When I was 16, I lost my virginity to a man who was much older than me. He was 22, and had many partners previously. He made me believe he loved me.
At the time, I suffered a lot of trauma from being bullied, therefore I searched for attention in male companionship, as some of us do. I allowed myself to give into his manipulation, which eventually led me to becoming pregnant because I trusted myself with him.
I knew I could not keep the child, because if I had, it would have suffered.
Two months after that abortion, I confided in a male best friend of three years. He lured me into his garage, which led to myself being raped.
His intention was to impregnate me, so that I may feel the pain all over again of abortion because he knew at 17, I was not in a position to care for a child nor bring a child into this world that I would have to give up. I knew I had no choice.
I knew that these were the best choices I could have made. I suffered trauma for so long after, especially with the stigma surrounding abortion.

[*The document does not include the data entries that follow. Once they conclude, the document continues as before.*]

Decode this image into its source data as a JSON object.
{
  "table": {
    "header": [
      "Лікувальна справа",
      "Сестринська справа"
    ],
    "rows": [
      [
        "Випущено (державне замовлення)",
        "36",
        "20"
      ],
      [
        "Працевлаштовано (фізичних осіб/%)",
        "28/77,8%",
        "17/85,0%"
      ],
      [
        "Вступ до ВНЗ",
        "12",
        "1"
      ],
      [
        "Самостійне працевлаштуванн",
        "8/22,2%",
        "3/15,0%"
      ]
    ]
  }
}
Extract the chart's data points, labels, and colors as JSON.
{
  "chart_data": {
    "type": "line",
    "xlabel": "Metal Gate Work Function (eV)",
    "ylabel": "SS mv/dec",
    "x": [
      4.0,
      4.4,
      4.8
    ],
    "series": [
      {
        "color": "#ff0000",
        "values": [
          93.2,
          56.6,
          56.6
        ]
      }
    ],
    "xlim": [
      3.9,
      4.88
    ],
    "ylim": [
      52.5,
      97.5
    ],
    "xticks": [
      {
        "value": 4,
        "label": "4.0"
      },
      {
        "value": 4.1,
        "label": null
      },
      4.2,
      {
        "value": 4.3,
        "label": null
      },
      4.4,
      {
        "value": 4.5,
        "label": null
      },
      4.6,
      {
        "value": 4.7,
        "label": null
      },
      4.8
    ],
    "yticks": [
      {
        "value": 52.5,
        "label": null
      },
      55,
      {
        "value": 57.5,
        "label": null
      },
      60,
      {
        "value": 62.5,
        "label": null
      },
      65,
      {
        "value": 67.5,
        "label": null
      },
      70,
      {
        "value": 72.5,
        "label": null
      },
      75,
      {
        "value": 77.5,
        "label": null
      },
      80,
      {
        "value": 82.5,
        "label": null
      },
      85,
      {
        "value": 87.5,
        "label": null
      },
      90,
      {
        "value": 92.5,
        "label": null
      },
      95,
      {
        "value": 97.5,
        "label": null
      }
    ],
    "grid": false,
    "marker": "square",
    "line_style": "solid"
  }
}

When I was 18, I met my current boyfriend whom I've shared these stories with. He accepted me with open arms, and promised that I would never endure such pain and corruption ever again.
There is a person, or people, who will not look down on anyone for a decision such as this because it is your own choice. In my case, the love I was given was enough to catapult me into a world of happiness that I did not imagine could be my own yet again.